Le parcours de cet artiste commence ainsi à s’enrichir de jour en jour et d’expérience en expérience. En 1997, devant le manque et le vide de la scène régionale, ce peintre met à contribution ses efforts à ceux d’autres artistes de la région pour enfin donner naissance une association d’art plastique. Le jumelage entre la ville d’Agadir et d’autres villes d’Europe dans le cadre d’un échange culturel et artistique, permet ainsi de développer un échange fructueux, une expérience que Fassih appelle à réactiver. «Devant le vide qu’on sentait au niveau de la scène artistique régionale, nous avons opté pour l’organisation de la première rencontre régionale des jeunes plasticiens du Sud, une expérience qui a connu un grand succès et qui a regroupé une soixantaine d’artistes», explique Fassih. Originalité assurée, les jeunes artistes choisissent d’aller à la rencontre du public en exposant leurs œuvres sur la place Amal.
Et puisque toute magie tient sa force de sa capacité de transformation d’une idée, d’une réflexion ou d’une émotion, Fassih choisit d’accompagner sa démarche d’artiste d’une réflexion de chercheur. Un processus qui se nourrit de recherches et de réflexion, qui se laissent attraper le temps d’un croquis avant de céder place à la toile. «Chaque exposition se plie à un processus qui commence par un déclic, se développe  au long des recherches pour élaborer le thème de cette exposition. Dans un deuxième temps, je trace des croquis, c’est ainsi que l’idée se développe et se trace pour enfin jaillir dans sa phase finale en donnant une toile» explique Fassih.
La dernière exposition de ce plasticien au sein du musée municipal en été est l’une des expériences qui témoigne de cette démarche.
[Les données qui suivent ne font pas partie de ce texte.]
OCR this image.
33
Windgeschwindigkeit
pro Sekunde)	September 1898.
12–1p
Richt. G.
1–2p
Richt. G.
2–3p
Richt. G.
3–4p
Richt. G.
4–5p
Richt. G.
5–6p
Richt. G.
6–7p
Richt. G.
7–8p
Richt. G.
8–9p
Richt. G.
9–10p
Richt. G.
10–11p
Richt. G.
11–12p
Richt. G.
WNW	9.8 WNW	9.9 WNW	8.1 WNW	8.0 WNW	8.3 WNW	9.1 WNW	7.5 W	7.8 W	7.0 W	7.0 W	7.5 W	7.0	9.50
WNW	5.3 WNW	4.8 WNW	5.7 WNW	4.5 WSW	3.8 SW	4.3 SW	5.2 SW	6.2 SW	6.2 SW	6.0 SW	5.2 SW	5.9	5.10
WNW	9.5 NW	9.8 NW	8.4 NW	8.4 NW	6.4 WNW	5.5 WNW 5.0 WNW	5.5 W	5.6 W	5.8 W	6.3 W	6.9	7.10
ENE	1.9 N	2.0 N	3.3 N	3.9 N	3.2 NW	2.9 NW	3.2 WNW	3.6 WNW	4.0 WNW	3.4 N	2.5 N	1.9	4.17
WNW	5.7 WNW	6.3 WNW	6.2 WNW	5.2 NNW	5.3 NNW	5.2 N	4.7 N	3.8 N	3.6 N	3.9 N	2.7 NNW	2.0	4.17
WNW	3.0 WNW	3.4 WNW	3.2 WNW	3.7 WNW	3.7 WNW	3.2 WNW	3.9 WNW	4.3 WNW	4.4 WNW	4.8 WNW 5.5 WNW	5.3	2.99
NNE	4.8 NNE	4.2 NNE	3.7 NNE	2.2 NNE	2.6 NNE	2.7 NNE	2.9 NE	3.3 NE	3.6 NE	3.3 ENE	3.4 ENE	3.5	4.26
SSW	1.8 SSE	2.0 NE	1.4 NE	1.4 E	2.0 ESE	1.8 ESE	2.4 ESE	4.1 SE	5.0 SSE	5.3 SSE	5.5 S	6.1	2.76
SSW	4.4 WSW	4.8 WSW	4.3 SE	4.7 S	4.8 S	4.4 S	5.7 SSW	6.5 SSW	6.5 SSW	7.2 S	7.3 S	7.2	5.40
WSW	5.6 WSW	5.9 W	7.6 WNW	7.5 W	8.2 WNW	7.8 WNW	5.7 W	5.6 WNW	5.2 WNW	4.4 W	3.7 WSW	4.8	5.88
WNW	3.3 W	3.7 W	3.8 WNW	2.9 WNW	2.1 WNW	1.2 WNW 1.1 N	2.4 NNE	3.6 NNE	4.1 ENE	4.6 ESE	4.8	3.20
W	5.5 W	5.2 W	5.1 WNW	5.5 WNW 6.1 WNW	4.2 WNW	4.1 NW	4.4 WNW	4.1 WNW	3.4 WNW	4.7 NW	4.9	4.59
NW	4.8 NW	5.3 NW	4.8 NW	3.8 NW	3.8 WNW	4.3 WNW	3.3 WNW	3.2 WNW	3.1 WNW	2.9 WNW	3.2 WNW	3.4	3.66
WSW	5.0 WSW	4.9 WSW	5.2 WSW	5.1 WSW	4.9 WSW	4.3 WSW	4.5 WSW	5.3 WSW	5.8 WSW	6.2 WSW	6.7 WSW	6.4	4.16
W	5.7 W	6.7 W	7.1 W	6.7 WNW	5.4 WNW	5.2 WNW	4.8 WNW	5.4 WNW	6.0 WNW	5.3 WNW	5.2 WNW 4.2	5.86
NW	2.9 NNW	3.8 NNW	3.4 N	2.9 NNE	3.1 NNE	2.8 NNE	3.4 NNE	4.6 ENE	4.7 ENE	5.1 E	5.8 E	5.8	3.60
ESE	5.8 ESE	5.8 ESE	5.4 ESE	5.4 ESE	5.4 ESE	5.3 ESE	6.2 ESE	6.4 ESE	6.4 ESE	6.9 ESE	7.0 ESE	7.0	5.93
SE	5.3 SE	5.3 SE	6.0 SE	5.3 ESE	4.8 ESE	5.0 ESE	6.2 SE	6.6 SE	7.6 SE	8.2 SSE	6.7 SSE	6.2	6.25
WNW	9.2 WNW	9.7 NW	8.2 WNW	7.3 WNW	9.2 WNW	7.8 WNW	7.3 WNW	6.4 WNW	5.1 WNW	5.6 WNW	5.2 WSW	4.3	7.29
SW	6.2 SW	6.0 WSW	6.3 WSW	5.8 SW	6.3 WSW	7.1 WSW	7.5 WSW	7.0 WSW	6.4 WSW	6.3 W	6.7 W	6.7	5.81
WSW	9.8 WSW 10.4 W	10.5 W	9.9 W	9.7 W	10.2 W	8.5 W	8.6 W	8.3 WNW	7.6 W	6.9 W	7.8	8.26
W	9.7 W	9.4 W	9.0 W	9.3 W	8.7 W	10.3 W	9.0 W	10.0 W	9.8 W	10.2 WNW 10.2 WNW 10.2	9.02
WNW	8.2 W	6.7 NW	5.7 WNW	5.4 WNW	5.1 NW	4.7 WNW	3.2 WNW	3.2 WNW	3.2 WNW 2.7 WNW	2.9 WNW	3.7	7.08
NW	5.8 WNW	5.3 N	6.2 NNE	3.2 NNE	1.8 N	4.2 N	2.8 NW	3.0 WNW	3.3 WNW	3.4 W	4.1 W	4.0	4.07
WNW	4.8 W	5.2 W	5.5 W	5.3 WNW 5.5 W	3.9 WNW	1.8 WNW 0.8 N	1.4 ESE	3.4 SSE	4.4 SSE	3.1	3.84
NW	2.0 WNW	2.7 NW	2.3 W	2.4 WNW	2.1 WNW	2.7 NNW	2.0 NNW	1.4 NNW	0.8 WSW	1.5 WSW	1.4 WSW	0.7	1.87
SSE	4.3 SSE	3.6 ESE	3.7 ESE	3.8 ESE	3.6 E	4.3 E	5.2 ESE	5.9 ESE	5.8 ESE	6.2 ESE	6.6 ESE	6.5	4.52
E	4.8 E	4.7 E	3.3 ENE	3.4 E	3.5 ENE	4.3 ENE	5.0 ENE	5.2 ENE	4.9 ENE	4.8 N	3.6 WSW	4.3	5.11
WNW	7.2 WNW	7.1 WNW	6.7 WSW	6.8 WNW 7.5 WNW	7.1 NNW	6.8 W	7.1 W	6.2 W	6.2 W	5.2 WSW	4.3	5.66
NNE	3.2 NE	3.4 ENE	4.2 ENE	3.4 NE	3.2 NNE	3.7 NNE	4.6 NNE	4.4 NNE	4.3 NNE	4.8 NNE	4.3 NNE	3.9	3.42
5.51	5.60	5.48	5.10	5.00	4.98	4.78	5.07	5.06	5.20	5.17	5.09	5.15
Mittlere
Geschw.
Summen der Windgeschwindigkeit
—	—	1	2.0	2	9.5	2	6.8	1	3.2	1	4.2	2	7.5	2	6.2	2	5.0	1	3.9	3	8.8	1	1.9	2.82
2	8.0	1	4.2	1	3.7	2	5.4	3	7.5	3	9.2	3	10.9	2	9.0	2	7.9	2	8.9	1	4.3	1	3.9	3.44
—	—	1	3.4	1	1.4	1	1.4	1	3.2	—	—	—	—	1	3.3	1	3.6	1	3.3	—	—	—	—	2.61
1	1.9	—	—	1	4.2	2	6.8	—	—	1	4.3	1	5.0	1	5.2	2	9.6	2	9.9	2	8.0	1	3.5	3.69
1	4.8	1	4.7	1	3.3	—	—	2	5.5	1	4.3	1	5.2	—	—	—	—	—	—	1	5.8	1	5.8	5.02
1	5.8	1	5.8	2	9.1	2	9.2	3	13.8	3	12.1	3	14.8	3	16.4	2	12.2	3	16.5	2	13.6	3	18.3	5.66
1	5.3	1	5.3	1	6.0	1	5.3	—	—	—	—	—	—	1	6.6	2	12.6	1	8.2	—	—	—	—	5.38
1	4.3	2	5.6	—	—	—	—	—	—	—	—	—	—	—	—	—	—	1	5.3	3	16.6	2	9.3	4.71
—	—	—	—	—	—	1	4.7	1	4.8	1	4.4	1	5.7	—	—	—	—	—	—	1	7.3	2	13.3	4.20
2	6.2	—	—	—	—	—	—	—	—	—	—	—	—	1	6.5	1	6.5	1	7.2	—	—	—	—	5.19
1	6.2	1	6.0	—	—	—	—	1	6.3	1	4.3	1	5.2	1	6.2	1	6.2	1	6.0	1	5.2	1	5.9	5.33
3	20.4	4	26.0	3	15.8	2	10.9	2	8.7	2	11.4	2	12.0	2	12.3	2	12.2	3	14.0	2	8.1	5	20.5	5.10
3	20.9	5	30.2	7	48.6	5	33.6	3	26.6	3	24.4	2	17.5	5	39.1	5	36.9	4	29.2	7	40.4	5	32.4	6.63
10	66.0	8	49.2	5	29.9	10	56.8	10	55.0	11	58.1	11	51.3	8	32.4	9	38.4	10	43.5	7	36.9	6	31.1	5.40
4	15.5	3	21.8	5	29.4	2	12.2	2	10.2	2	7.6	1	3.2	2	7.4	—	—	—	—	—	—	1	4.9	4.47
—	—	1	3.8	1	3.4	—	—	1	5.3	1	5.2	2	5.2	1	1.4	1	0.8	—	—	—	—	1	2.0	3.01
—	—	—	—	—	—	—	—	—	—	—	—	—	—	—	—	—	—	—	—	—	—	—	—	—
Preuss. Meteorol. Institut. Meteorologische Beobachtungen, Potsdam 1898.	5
Une trentaine de toiles portant sur le signe amazigh ont été présentées au public. Dans cet acte où l’univers  des signes amazighs se dévoilent dans des mouvements, des traces et couleurs, Fassih optent pour des matériaux tels : la toile de gite, la poudre, la peinture à l’huile, le papier et les peintures traditionnelles. Tous les matériaux semblent se réunir pour créer un mouvement au fond de la toile.
Les créations de l’artiste transmettent un message de sauvegarde et de sensibilisation à la richesse de la culture amazighe. Plutôt que de se contenter des signes figés, Fassih se libère rapidement et laisse  libre-cours à son talent et à sa créativité. «Je suis toujours animé par le souci de sensibilisation à la sauvegarde de la culture et du patrimoine. Ce sont ces richesses historiques et ancestrales qui témoignent de notre être et parcours», explique Fassih. Cependant, Fassih lance un autre appel, un cri venant droit du cœur d’un artiste : «Nous devons encourager la création de formation dans le cadre artistique, permettre à nos enfants et jeunes de laisser libre-cours à leur créativité au sein de nos établissements scolaires et accorder plus de place à l’art dans notre enseignement. Ce contact avec le beau, l’esthétique, cet espace de liberté permettra à nos jeunes de l’intégrer dans d’autres domaines et de diverses manières», lance-t-il. Avec sa touche libre, ses couleurs diverses et son engagement inconditionnel, Fassih se plie à la rythmique de sa démarche et promet de nouvelles expositions.